T.R. : Vous reprenez en quelque sorte le processus instauré par l’Autorité de Sureté Nucléaire (ASN) pour prévenir les accidents de radioptrotection...
J.B. : Effectivement, la démarche est similaire. J’ajoute que le recueil de données ne se limite pas à la France et s’adresse à toute la francophonie. Et comme la technologie évolue rapidement, avec la montée en puissance des modalités à 3T, l’enquête a pour but d’identifier les incidents par type de machine 1,5T, 3T et bientôt 7T, et pourquoi pas 11,7T et 14T même s’il s’agit de centres d’imagerie de niches dédiés à la recherche pour le moment. J’en appelle donc, en particulier, aux conseillers à la prévention des risques liés aux champs électromagnétiques des centres d’imagerie instaurés par le décret pour répondre à cette enquête. Elle me permettra d’établir des études comme celles mises en place avec la base MAUDE aux Etats-Unis.

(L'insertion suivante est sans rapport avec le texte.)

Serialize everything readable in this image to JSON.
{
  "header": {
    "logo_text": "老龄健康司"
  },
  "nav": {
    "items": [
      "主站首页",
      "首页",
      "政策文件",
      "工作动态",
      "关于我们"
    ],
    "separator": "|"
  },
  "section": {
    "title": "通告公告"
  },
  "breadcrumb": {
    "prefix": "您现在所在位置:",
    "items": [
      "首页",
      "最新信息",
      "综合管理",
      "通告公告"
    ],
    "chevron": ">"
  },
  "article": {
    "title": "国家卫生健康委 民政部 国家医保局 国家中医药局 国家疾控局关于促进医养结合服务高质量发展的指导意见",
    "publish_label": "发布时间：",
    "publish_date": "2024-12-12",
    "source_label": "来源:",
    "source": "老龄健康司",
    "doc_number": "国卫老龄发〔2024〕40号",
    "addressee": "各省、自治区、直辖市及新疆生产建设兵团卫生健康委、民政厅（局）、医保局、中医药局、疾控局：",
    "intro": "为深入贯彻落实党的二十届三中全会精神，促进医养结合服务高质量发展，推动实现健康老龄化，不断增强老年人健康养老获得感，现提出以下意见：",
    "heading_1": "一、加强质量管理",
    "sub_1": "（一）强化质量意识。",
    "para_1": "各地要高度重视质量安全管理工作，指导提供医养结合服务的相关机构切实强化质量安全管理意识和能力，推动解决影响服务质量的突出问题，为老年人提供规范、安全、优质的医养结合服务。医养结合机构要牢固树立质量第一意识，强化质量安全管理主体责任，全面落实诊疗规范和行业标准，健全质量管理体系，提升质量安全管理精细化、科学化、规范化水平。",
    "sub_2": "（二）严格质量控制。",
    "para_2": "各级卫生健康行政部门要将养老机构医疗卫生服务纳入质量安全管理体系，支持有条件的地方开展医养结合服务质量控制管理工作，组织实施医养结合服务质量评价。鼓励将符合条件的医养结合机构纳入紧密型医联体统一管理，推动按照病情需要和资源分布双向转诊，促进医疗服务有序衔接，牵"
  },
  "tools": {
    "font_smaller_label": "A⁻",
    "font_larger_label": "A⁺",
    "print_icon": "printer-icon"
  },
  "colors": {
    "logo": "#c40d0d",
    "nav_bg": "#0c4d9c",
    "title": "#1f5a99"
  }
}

Enfin, mon objectif final est de faire bouger les lignes des instances afin d’établir la création d’un Diplôme d’électromagnétoprotection et de gestion des risques en IRM, pour obtenir la même crédibilité qu’un PCR. L’IRM est une technique inoffensive MAIS pas sans risques. De plus le décret 2016-1074 ne concerne que la sécurité des travailleurs. Il existe un vide quant à la sécurité des patients. Il faut absolument que la législation évolue dans ce sens.